Terrorist attack

And maybe he saved 15 (or so) other lives by taking some action while many others pondered ....LL

And maybe not. Is it that hard to wait to actually find out what happened before commenting on something? I fail to see how any of this speculation helps anything... or anyone.
 
How is he a hero? We don't know what happened.

He attempted to disarm a bad guy and so we lionise him on facebook.

Alternate viewpoint is that he he tried to disarm the criminal in a manner that dictated a hasty, unplanned resolution. Who knows what the experts had underway to resolve this?

Cost his life, an innocent woman's life and put many more lives at risk. Injured other people too.

This wasn't a plane heading into a building. But maybe things were escalating and he took the right decision.

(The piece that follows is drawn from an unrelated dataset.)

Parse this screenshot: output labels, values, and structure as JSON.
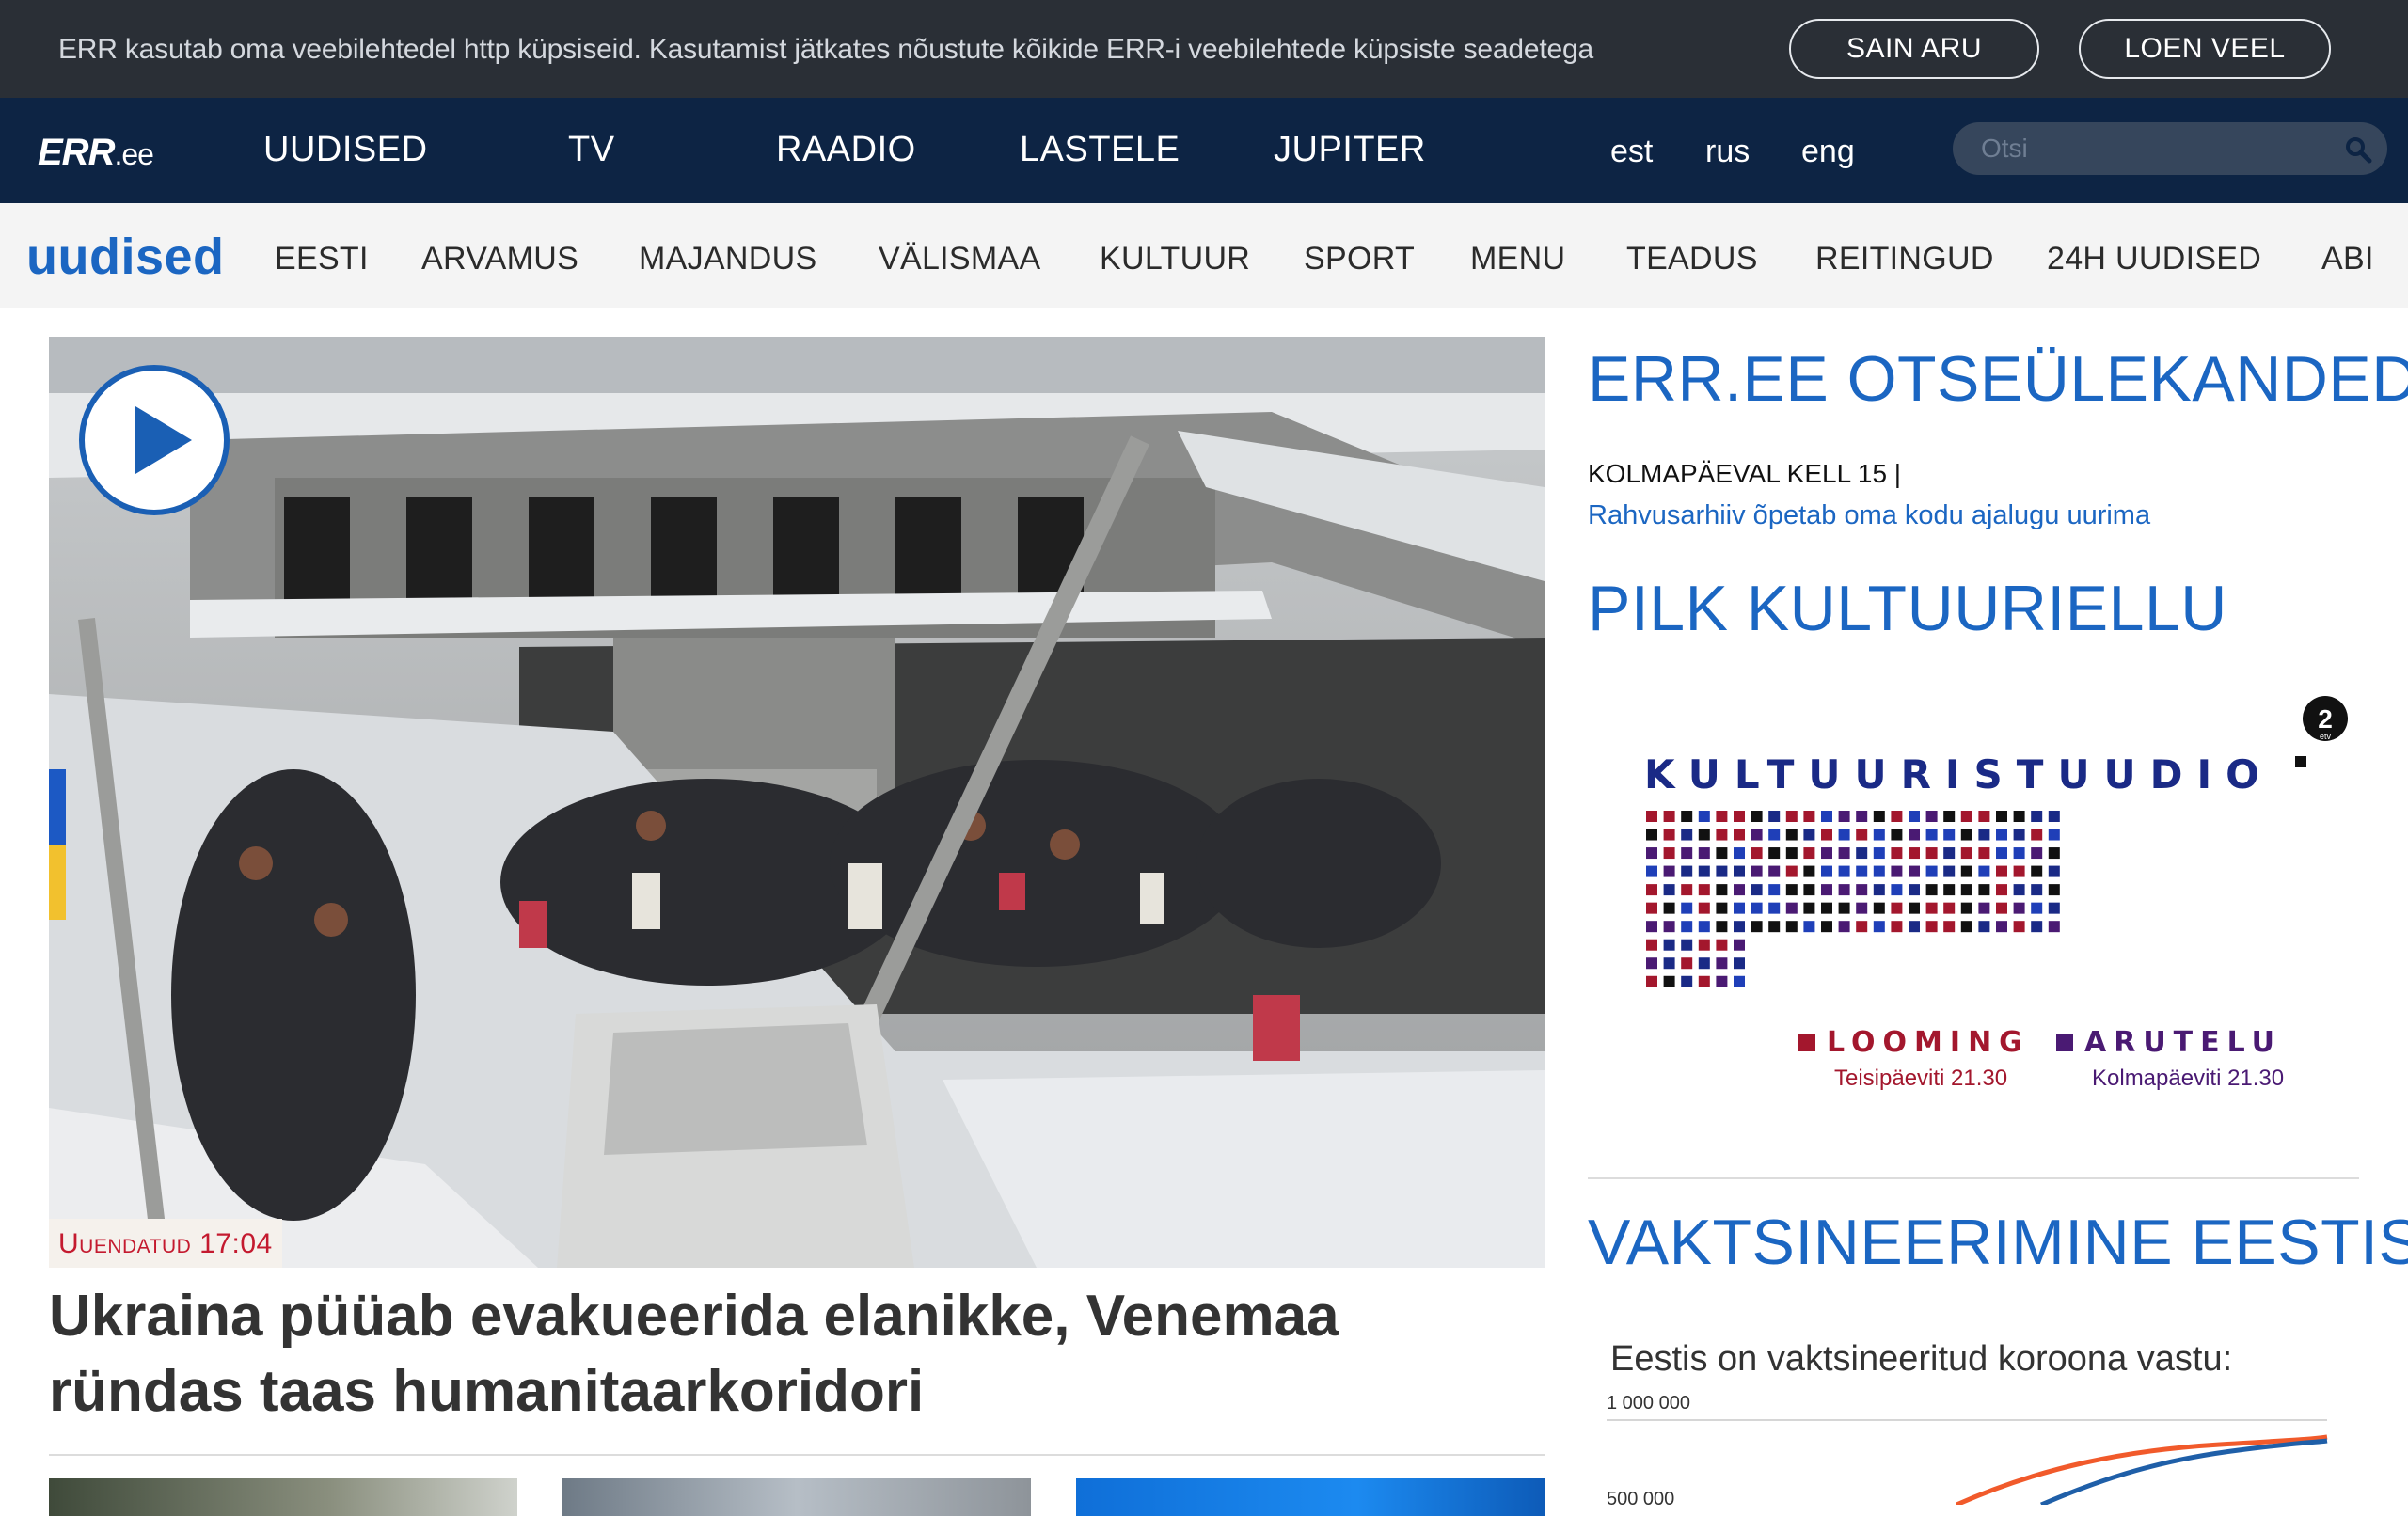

The thing is that we don't know. But we are all experts who know how this should have been handled because we read the Telegraph and Facebook.

We don't know yet.

Yes, maybe he should have gathered all the hostages and discuss alternative scenarios (i.e. your suggested alternative viewpoints), do a risk assessment, maybe an action consequence benefit analysis. Should involve the primary stakeholder, namely the hostage taker, in the discussion as well. Get the police in and go through with them the steps, provide some refreshments as well while he is at it.

Political correctness aside, all I know and read is that he was courageous. That make him a hero in my eyes even though the final outcome may be unfortunate. He may have left it to the "experts", but if anything would have happened due to his inaction he may regret that for the whole of his life.

"The only thing necessary for the triumph of evil is for good men to do nothing"

Please understand the difference between a good man and a keyboard warrior.
 
And maybe he saved 15 (or so) other lives by taking some action while many others pondered ....LL

Good point. I imagine the professionals were hoping a hostage would take matters into their own hands to save them wondering what to do.....

Life isn't a movie folks.
 
Yes, maybe he should have gathered all the hostages and discuss alternative scenarios (i.e. your suggested alternative viewpoints), do a risk assessment, maybe an action consequence benefit analysis. Should involve the primary stakeholder, namely the hostage taker, in the discussion as well. Get the police in and go through with them the steps, provide some refreshments as well while he is at it.

Political correctness aside, all I know and read is that he was courageous. That make him a hero in my eyes even though the final outcome may be unfortunate. He may have left it to the "experts", but if anything would have happened due to his inaction he may regret that for the whole of his life.

"The only thing necessary for the triumph of evil is for good men to do nothing"

Please understand the difference between a good man and a keyboard warrior.

Maybe I didn't express myself well. Or maybe you read facebook and decided you know what happened so didn't need to read what I wrote.

I'm saying we don't know what happened.

Maybe the situation was escalating and he saved most of the people at the cost of his own life.

Maybe he cost lives because he panicked and decided he knew best.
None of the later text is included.